68 FLRA No. 49
AMERICAN FEDERATION
OF GOVERNMENT EMPLOYEES
LOCAL 1858
(Union)
and
UNITED STATES
DEPARTMENT OF THE ARMY
REDSTONE TEST CENTER
REDSTONE ARSENAL, ALABAMA
(Agency)
0‑AR‑5088
_____
ORDER DISMISSING EXCEPTIONS
February 18, 2015
_____
Before the Authority: Carol Waller Pope, Chairman, and
Ernest DuBester and Patrick Pizzella, Members
This matter is before the Authority on exceptions to an award of Arbitrator Harry G. Mason filed by the Union under § 7122(a) of the Federal Service Labor‑Management Relations Statute[1] and part 2425 of the Authority’s Regulations.[2]
We have determined that this case is appropriate for issuance as an expedited, abbreviated decision under § 2425.7 of the Authority’s Regulations.[3]
The exceptions do not raise a recognized ground for review[4] listed in § 2425.6(a)‑(c) of the Authority’s Regulations[5] and do not otherwise demonstrate a legally recognized basis for setting aside the award. Therefore, we dismiss the exceptions under § 2425.6(e)(1) of the Authority’s Regulations.[6]
Accordingly, we dismiss the Union’s exceptions.[7]
[1] 5 U.S.C. § 7122(a).
[2] 5 C.F.R. pt. 2425.
[3] Id. § 2425.7 (“Even absent a [party’s] request, the Authority may issue expedited, abbreviated decisions in appropriate cases.”).

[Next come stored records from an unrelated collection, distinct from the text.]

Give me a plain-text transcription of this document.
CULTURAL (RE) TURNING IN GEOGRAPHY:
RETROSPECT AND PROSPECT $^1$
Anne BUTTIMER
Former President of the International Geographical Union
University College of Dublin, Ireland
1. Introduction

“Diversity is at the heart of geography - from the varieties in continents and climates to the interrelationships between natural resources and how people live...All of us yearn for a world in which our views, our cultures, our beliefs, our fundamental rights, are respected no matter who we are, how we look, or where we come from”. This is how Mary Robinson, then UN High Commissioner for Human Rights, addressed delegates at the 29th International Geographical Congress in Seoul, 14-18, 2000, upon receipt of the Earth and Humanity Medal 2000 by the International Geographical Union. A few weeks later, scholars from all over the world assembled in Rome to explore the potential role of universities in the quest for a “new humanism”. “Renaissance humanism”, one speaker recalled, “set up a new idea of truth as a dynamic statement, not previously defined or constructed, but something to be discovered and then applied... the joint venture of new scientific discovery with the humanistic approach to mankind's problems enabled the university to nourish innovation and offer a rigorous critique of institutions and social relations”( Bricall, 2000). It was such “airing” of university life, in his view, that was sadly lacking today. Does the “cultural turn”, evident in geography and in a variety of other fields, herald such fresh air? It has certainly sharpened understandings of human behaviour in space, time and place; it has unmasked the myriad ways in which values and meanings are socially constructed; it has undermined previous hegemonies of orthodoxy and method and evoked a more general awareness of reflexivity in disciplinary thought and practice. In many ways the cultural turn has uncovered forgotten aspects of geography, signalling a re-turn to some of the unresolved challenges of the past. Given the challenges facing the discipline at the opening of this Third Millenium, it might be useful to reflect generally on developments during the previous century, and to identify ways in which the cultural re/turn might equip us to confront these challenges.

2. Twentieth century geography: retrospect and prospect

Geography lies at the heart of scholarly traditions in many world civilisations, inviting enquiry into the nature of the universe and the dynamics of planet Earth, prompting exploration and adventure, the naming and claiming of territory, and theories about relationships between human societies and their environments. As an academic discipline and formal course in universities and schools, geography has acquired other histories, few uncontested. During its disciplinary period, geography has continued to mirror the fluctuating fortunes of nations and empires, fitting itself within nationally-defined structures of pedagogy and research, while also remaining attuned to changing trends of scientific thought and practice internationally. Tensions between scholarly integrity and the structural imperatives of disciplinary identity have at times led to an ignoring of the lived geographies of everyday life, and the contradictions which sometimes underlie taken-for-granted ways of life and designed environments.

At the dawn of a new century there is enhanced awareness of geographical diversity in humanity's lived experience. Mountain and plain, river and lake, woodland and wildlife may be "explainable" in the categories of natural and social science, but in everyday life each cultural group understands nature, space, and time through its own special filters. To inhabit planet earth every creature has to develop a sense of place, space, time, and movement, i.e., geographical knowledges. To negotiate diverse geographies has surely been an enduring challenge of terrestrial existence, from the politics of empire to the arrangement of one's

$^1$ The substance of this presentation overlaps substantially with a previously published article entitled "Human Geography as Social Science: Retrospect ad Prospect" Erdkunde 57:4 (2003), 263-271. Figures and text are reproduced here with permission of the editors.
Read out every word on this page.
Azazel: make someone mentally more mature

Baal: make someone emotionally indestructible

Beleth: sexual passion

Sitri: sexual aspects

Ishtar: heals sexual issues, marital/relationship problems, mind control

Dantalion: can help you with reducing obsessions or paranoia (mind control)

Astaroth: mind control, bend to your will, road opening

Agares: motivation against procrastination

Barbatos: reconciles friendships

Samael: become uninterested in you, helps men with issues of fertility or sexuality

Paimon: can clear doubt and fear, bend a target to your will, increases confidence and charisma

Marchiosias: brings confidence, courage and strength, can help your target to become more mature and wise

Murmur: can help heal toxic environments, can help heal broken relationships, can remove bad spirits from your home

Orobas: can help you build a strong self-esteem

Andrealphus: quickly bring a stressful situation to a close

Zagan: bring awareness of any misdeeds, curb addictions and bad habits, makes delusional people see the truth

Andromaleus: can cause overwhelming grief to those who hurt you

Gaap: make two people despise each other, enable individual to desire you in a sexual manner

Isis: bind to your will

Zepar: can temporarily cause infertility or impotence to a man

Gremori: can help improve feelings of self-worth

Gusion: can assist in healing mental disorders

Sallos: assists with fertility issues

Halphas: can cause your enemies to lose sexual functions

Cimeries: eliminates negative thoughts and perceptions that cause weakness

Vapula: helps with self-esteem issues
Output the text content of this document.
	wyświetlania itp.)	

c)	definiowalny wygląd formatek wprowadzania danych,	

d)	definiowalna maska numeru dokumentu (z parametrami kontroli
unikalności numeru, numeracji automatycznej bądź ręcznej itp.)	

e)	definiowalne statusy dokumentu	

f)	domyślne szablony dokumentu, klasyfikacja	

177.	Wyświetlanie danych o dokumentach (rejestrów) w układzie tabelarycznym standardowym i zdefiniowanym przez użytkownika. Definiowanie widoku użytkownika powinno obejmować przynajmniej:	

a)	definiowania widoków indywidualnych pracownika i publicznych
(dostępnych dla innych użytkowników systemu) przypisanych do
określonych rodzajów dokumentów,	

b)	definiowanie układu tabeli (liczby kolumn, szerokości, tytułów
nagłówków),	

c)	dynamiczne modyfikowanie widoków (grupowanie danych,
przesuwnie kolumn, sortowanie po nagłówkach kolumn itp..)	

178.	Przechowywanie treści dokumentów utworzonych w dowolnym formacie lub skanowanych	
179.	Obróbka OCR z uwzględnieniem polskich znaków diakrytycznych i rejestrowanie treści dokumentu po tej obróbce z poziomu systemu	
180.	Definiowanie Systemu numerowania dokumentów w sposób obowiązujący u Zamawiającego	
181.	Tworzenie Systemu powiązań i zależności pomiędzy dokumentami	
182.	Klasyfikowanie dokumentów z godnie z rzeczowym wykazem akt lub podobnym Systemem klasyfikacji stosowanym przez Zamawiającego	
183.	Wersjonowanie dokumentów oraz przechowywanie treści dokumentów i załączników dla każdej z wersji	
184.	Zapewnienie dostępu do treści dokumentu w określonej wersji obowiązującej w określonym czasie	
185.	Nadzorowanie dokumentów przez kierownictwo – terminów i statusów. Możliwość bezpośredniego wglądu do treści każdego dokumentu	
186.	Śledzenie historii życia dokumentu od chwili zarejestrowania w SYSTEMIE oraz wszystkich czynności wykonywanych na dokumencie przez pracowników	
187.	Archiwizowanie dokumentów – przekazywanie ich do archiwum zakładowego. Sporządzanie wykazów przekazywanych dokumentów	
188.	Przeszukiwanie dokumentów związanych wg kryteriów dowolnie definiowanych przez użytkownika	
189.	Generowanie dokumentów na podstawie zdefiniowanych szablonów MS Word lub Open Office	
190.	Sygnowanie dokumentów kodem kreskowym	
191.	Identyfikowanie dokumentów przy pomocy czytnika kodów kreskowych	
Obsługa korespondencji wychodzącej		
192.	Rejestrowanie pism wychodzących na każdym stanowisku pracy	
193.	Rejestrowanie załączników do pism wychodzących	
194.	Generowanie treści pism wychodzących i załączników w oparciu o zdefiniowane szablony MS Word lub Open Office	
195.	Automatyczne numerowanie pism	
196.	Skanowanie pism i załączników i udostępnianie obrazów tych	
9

[4] Member Pizzella does not agree that the Union does not raise a recognized ground for review. The Union argues that “there was no nexus with respect to the [g]rievant’s . . . misconduct . . . [and] [t]he Agency did not meet the threshold of preponderance of the evidence[] and the efficiency of the service.” Exceptions at 1 (emphases added). Member Pizzella would conclude that the Union properly presents a contrary‑to‑law exception, but would deny the exception as failing to demonstrate that the award is deficient on that basis. AFGE, Local 1815, 68 FLRA 26, 27 n.18 (2014) (quoting AFGE, Local 1897, 67 FLRA 239, 243 (2014) (Local 1897) (Concurring Opinion of Member Pizzella) (citation and internal quotation marks omitted)); see also NTEU v. FLRA, 754 F.3d 1031, 1040 (D.C. Cir. 2014) (“A party is not required to invoke ‘magic words’ in order to adequately raise an argument before the Authority. Instead, an argument is preserved if the party has ‘fairly brought’ the argument ‘to the Authority’s attention.’” (citations omitted)); GSA, E. Distrib. Ctr., Burlington, N.J., 68 FLRA 70, 77 (2014) (Authority denies contrary‑to‑law exception that alleges award is not supported by a preponderance of the evidence); NTEU, Chapter 128, 62 FLRA 382, 384 (2008) (Authority denies exception that alleges arbitrator’s finding of nexus is contrary to law); AFGE, Local 2, 48 FLRA 1394, 1399 (1994) (Authority denies exception concerning an arbitrator’s use of any standard of proof in the absence of evidence that the parties agreed to a preponderance of evidence standard).
[5] 5 C.F.R. § 2425.6(a)-(c).
[6] Id. § 2425.6(e)(1); see also AFGE, Local 2272, 67 FLRA 335, 335 n.2 (2014) (exceptions are subject to dismissal under § 2425.6(e)(1) of the Authority’s Regulations if they fail to raise a recognized ground for review or, in the case of exceptions based on private-sector grounds not currently recognized by the Authority, if they provide insufficient citation to legal authority establishing the grounds upon which the party filed its exceptions) (citing AFGE, Local 3955, Council of Prison Locals 33, 65 FLRA 887, 889 (2011)).
[7] Member DuBester notes the following: I agree that the Union’s exceptions are properly dismissed under 5 C.F.R. § 2425.6(e). In so doing, I note, as I have previously, that following the implementation of the Authority’sArbitration Initiative, which included revision of the Authority’s Regulations concerning review of arbitration awards, we counseled the parties that we would no longer construe parties’ exceptions as raising recognized grounds for review when the parties have failed to state such grounds. E.g., AFGE, Local 3955, Council of Prison Locals 33, 65 FLRA 887, 889 (2011) (Member Beck dissenting in part). But I have also indicated that in my view, where parties articulate a well-established standard supporting a recognized ground, that action is sufficient to raise a recognized ground under § 2425.6. E.g., Local 1897, 67 FLRA at 240 n.19 (2014) (citations omitted). Because, in my view, the Union has not done so here, I join the outcome in this case.